In Confucius Institutes, a job as a teacher of Chinese culture not only requires knowledge about the subject, but also love for the “motherland.” The rule was first issued in 2016 by the Confucius Institute headquarters in Beijing and has been mandatory ever since.
Applicants to the teaching post who do not demonstrate “sufficient” love for China, or more importantly, the Chinese Communist Party (CCP), are denied jobs. Those who are selected are sent off to Confucius Institutes worldwide. Loving China essentially means pledging loyalty to the CCP. “[It means] to accept the Chinese Communist Party politics as your own politics and to express no political views of your own… Politics is the exclusive preserve of the Party… It’s what the Party does. This means, of course, that everything the Party touches is political, including education and culture,” Professor John Fitzgerald, a China expert from the Swinburne University of Technology, said to ABC.
The Confucius Institute Headquarters Council in Beijing is headed by Sun Chunlan, who was previously in charge of the United Front Work Department that manages CCP’s foreign influence efforts. In Australia, China has established 14 Confucius Institutes and 67 Confucius classrooms. Students who come to study in these institutes are covertly exposed to pro-CCP messages in the guise of Chinese culture and traditions. For instance, collectivism is said to be natural to Chinese people. This is just an excuse that is often used to justify communist rule in China by arguing that communism satisfies Chinese people’s instinctive need for a collectivist society.
The course content of Confucius Institutes negatively affects Chinese minorities living in Australia. Tibetan-Australians often complain that their children are taught that Tibet is a part of China during Confucius programs in classrooms.
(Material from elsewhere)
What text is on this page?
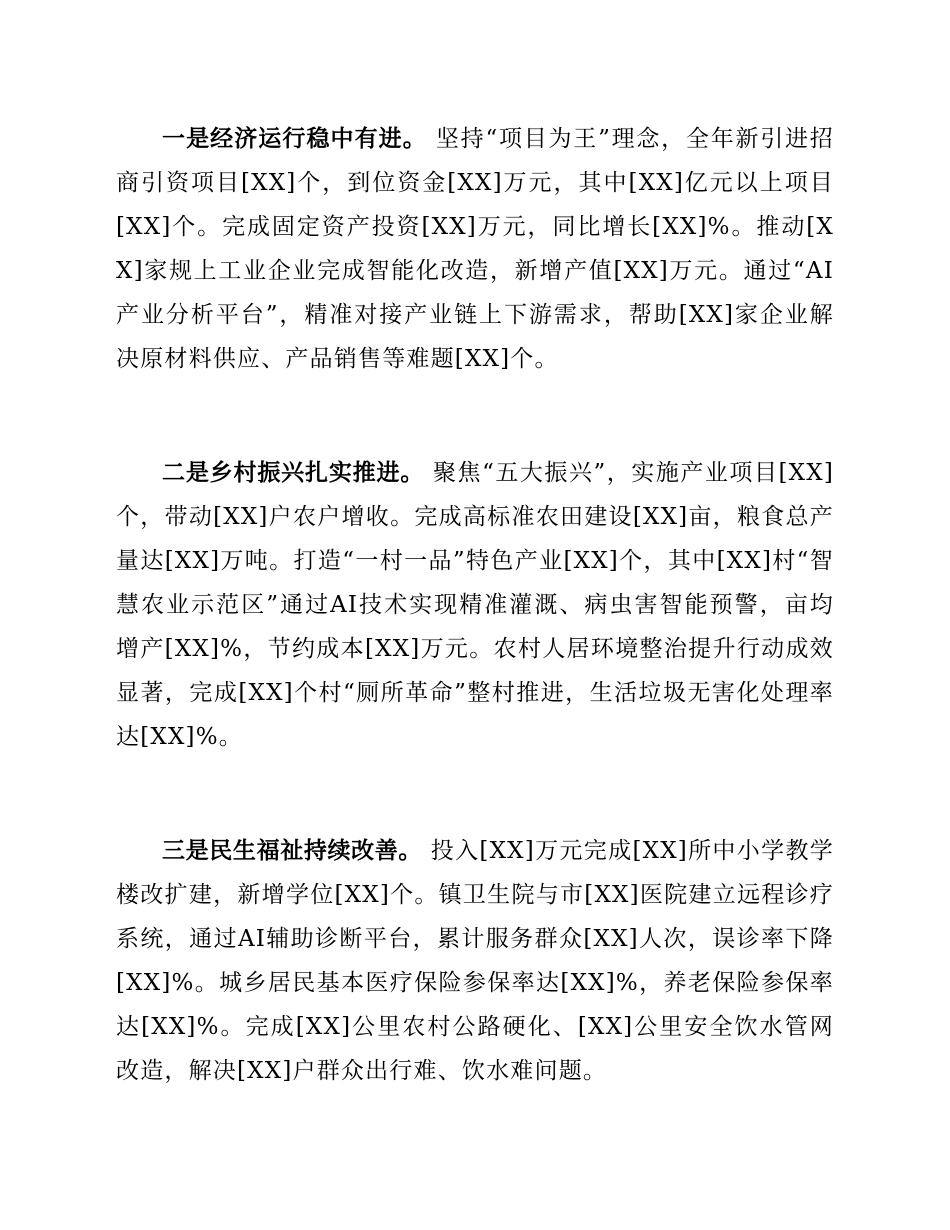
一是经济运行稳中有进。 坚持“项目为王”理念，全年新引进招商引资项目[XX]个，到位资金[XX]万元，其中[XX]亿元以上项目[XX]个。完成固定资产投资[XX]万元，同比增长[XX]%。推动[XX]家规上工业企业完成智能化改造，新增产值[XX]万元。通过“AI产业分析平台”，精准对接产业链上下游需求，帮助[XX]家企业解决原材料供应、产品销售等难题[XX]个。

二是乡村振兴扎实推进。 聚焦“五大振兴”，实施产业项目[XX]个，带动[XX]户农户增收。完成高标准农田建设[XX]亩，粮食总产量达[XX]万吨。打造“一村一品”特色产业[XX]个，其中[XX]村“智慧农业示范区”通过AI技术实现精准灌溉、病虫害智能预警，亩均增产[XX]%，节约成本[XX]万元。农村人居环境整治提升行动成效显著，完成[XX]个村“厕所革命”整村推进，生活垃圾无害化处理率达[XX]%。

三是民生福祉持续改善。 投入[XX]万元完成[XX]所中小学教学楼改扩建，新增学位[XX]个。镇卫生院与市[XX]医院建立远程诊疗系统，通过AI辅助诊断平台，累计服务群众[XX]人次，误诊率下降[XX]%。城乡居民基本医疗保险参保率达[XX]%，养老保险参保率达[XX]%。完成[XX]公里农村公路硬化、[XX]公里安全饮水管网改造，解决[XX]户群众出行难、饮水难问题。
This essentially makes Tibetan children “liars” if they argue with their classmates that Tibet is an independent region. In some instances, Tibetan children have been mocked for their names.
In March, the Australian government issued a notice to a few Australian universities that host Confucius Institutes. The administration aims to monitor the activities of these institutes to identify whether they engage in activities on behalf of the Chinese government against Australian interests. “If an entity or individual hasn’t registered and there’s a reasonable belief that their activities require registration, there’s a range of actions through the secretary of the Attorney-General’s Department which can be taken, up to and including issuing a transparency notice and potential penalties for failing to register,” Attorney-General Christian Porter said in statement (The Sydney Morning Herald).
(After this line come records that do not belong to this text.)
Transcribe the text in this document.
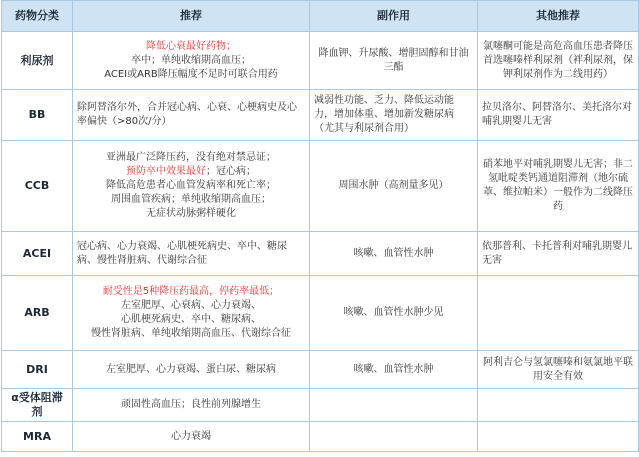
药物分类	推荐	副作用	其他推荐
利尿剂	降低心衰最好药物；
卒中；单纯收缩期高血压；
ACEI或ARB降压幅度不足时可联合用药	降血钾、升尿酸、增胆固醇和甘油三酯	氯噻酮可能是高危高血压患者降压首选噻嗪样利尿剂（袢利尿剂，保钾利尿剂作为二线用药）
BB	除阿替洛尔外，合并冠心病、心衰、心梗病史及心率偏快（>80次/分）	减弱性功能、乏力、降低运动能力，增加体重、增加新发糖尿病（尤其与利尿剂合用）	拉贝洛尔、阿替洛尔、美托洛尔对哺乳期婴儿无害
CCB	亚洲最广泛降压药，没有绝对禁忌证；
预防卒中效果最好；冠心病；
降低高危患者心血管发病率和死亡率；
周围血管疾病；单纯收缩期高血压；
无症状动脉粥样硬化	周围水肿（高剂量多见）	硝苯地平对哺乳期婴儿无害；非二氢吡啶类钙通道阻滞剂（地尔硫䓬、维拉帕米）一般作为二线降压药
ACEI	冠心病、心力衰竭、心肌梗死病史、卒中、糖尿病、慢性肾脏病、代谢综合征	咳嗽、血管性水肿	依那普利、卡托普利对哺乳期婴儿无害
ARB	耐受性是5种降压药最高，停药率最低；
左室肥厚、心衰病、心力衰竭、
心肌梗死病史、卒中、糖尿病、
慢性肾脏病、单纯收缩期高血压、代谢综合征	咳嗽、血管性水肿少见	
DRI	左室肥厚、心力衰竭、蛋白尿、糖尿病	咳嗽、血管性水肿	阿利吉仑与氢氯噻嗪和氨氯地平联用安全有效
α受体阻滞剂	顽固性高血压；良性前列腺增生		
MRA	心力衰竭		
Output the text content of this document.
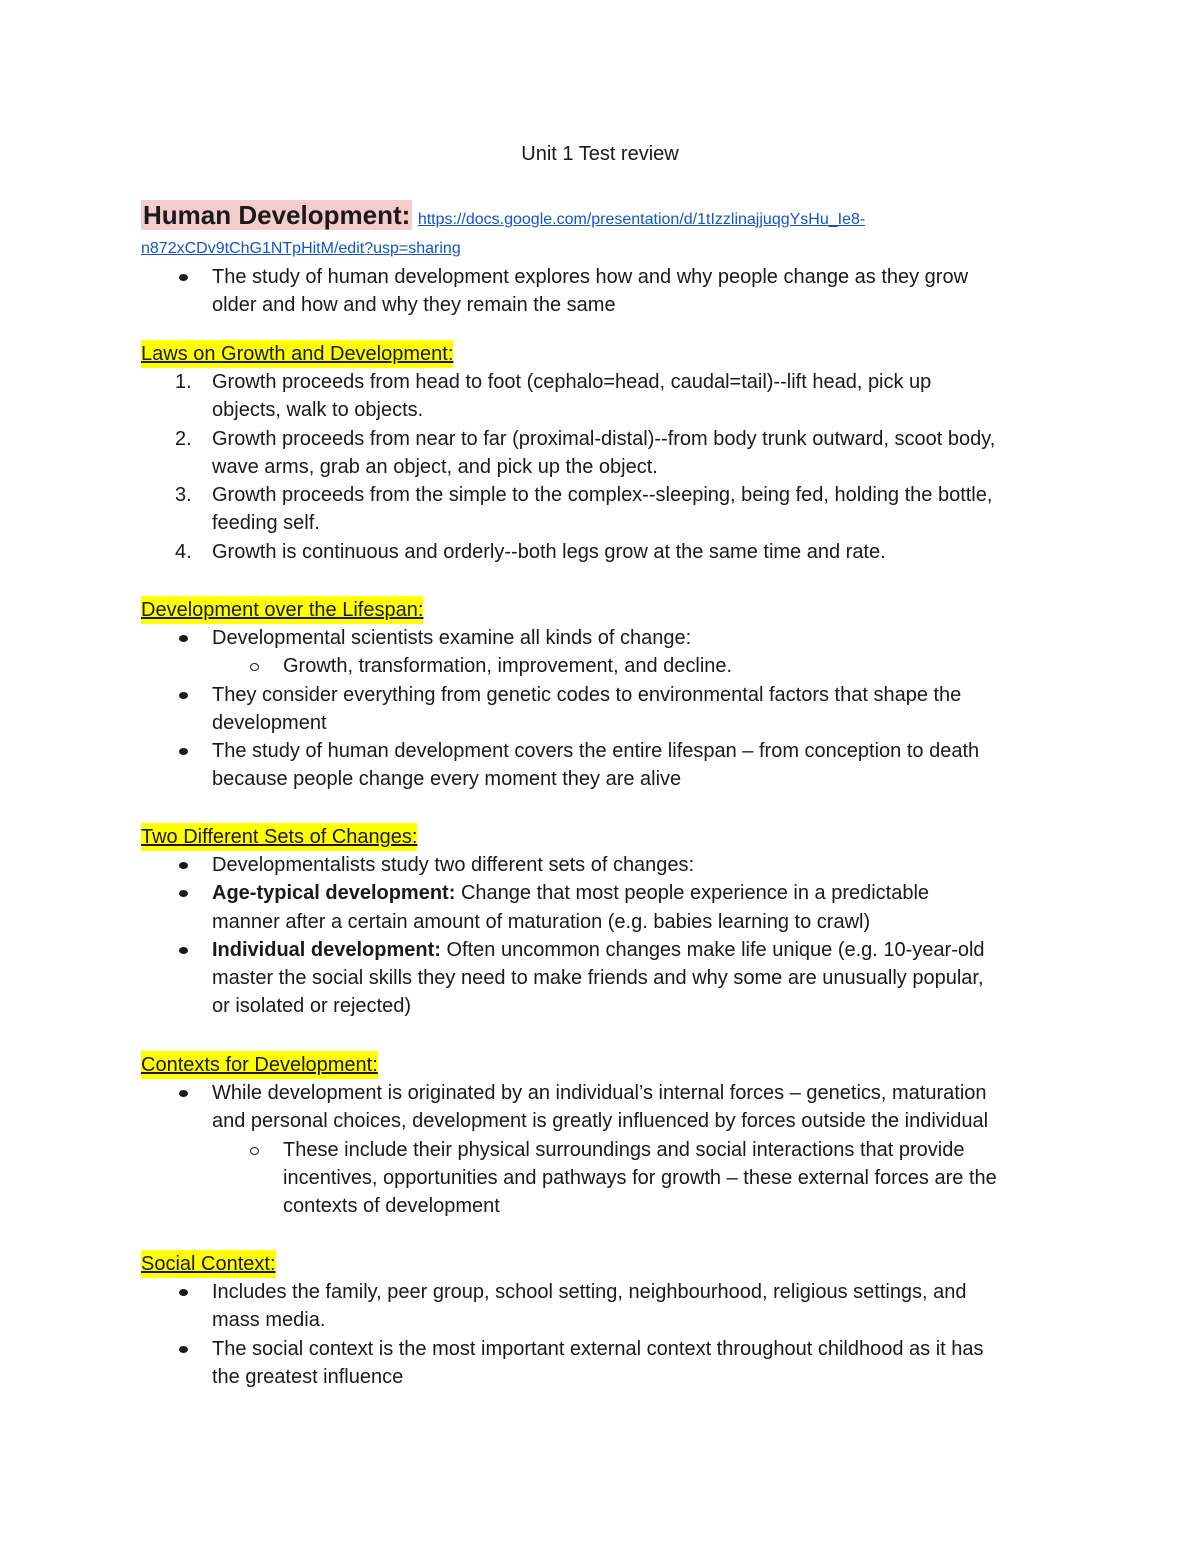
Unit 1 Test review
Human Development: https://docs.google.com/presentation/d/1tIzzlinajjuqgYsHu_Ie8-
n872xCDv9tChG1NTpHitM/edit?usp=sharing
The study of human development explores how and why people change as they grow
older and how and why they remain the same
Laws on Growth and Development:
1. Growth proceeds from head to foot (cephalo=head, caudal=tail)--lift head, pick up
objects, walk to objects.
2. Growth proceeds from near to far (proximal-distal)--from body trunk outward, scoot body,
wave arms, grab an object, and pick up the object.
3. Growth proceeds from the simple to the complex--sleeping, being fed, holding the bottle,
feeding self.
4. Growth is continuous and orderly--both legs grow at the same time and rate.
Development over the Lifespan:
Developmental scientists examine all kinds of change:
Growth, transformation, improvement, and decline.
They consider everything from genetic codes to environmental factors that shape the
development
The study of human development covers the entire lifespan – from conception to death
because people change every moment they are alive
Two Different Sets of Changes:
Developmentalists study two different sets of changes:
Age-typical development: Change that most people experience in a predictable
manner after a certain amount of maturation (e.g. babies learning to crawl)
Individual development: Often uncommon changes make life unique (e.g. 10-year-old
master the social skills they need to make friends and why some are unusually popular,
or isolated or rejected)
Contexts for Development:
While development is originated by an individual’s internal forces – genetics, maturation
and personal choices, development is greatly influenced by forces outside the individual
These include their physical surroundings and social interactions that provide
incentives, opportunities and pathways for growth – these external forces are the
contexts of development
Social Context:
Includes the family, peer group, school setting, neighbourhood, religious settings, and
mass media.
The social context is the most important external context throughout childhood as it has
the greatest influence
In the U.S., a Senate report has warned that Confucian Institutes in American universities need to be kept under strict scrutiny. The report states that the institutes are a threat to academic freedom as they are tightly controlled by the communist regime. It raises a red flag at the fact that several U.S. universities shied away from mentioning that they had received monetary gifts from China even though the Education Department mandates that foreign gifts be reported.
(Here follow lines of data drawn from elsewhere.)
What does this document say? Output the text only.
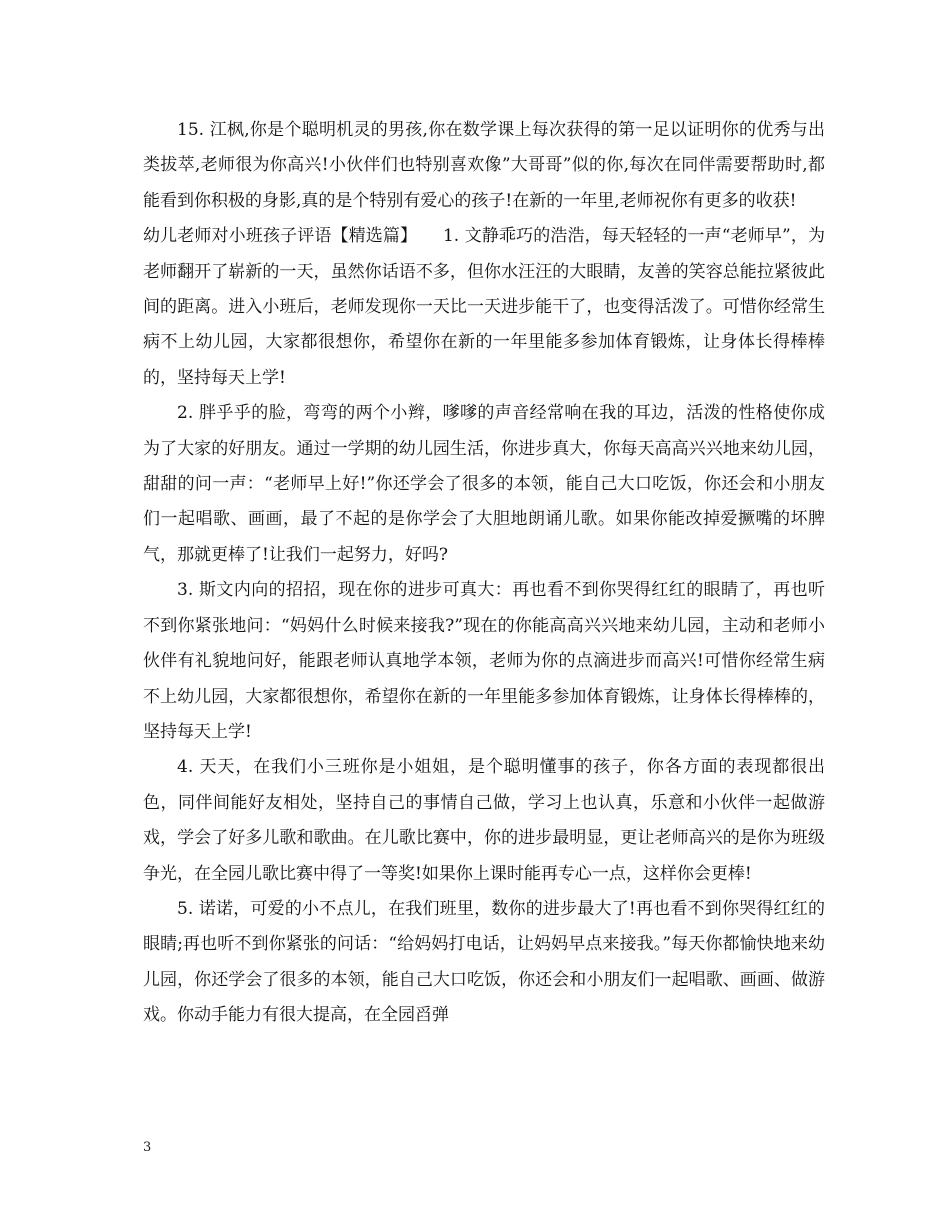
15. 江枫,你是个聪明机灵的男孩,你在数学课上每次获得的第一足以证明你的优秀与出类拔萃,老师很为你高兴!小伙伴们也特别喜欢像”大哥哥”似的你,每次在同伴需要帮助时,都能看到你积极的身影,真的是个特别有爱心的孩子!在新的一年里,老师祝你有更多的收获!

幼儿老师对小班孩子评语【精选篇】　　1. 文静乖巧的浩浩，每天轻轻的一声“老师早”，为老师翻开了崭新的一天，虽然你话语不多，但你水汪汪的大眼睛，友善的笑容总能拉紧彼此间的距离。进入小班后，老师发现你一天比一天进步能干了，也变得活泼了。可惜你经常生病不上幼儿园，大家都很想你，希望你在新的一年里能多参加体育锻炼，让身体长得棒棒的，坚持每天上学!

2. 胖乎乎的脸，弯弯的两个小辫，嗲嗲的声音经常响在我的耳边，活泼的性格使你成为了大家的好朋友。通过一学期的幼儿园生活，你进步真大，你每天高高兴兴地来幼儿园，甜甜的问一声：“老师早上好!”你还学会了很多的本领，能自己大口吃饭，你还会和小朋友们一起唱歌、画画，最了不起的是你学会了大胆地朗诵儿歌。如果你能改掉爱撅嘴的坏脾气，那就更棒了!让我们一起努力，好吗?

3. 斯文内向的招招，现在你的进步可真大：再也看不到你哭得红红的眼睛了，再也听不到你紧张地问：“妈妈什么时候来接我?”现在的你能高高兴兴地来幼儿园，主动和老师小伙伴有礼貌地问好，能跟老师认真地学本领，老师为你的点滴进步而高兴!可惜你经常生病不上幼儿园，大家都很想你，希望你在新的一年里能多参加体育锻炼，让身体长得棒棒的，坚持每天上学!

4. 天天，在我们小三班你是小姐姐，是个聪明懂事的孩子，你各方面的表现都很出色，同伴间能好友相处，坚持自己的事情自己做，学习上也认真，乐意和小伙伴一起做游戏，学会了好多儿歌和歌曲。在儿歌比赛中，你的进步最明显，更让老师高兴的是你为班级争光，在全园儿歌比赛中得了一等奖!如果你上课时能再专心一点，这样你会更棒!

5. 诺诺，可爱的小不点儿，在我们班里，数你的进步最大了!再也看不到你哭得红红的眼睛;再也听不到你紧张的问话：“给妈妈打电话，让妈妈早点来接我。”每天你都愉快地来幼儿园，你还学会了很多的本领，能自己大口吃饭，你还会和小朋友们一起唱歌、画画、做游戏。你动手能力有很大提高，在全园舀弹

3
“Absent full transparency regarding how Confucius Institutes operate and full reciprocity for US cultural outreach efforts on college campuses in China, Confucius Institutes should not continue in the United States,” the report states (South China Morning Post). It also asks the Justice Department to look into whether China is trying to influence the U.S. government or public through Confucius Institutes and called for stricter visa reviews of teachers working in these institutes.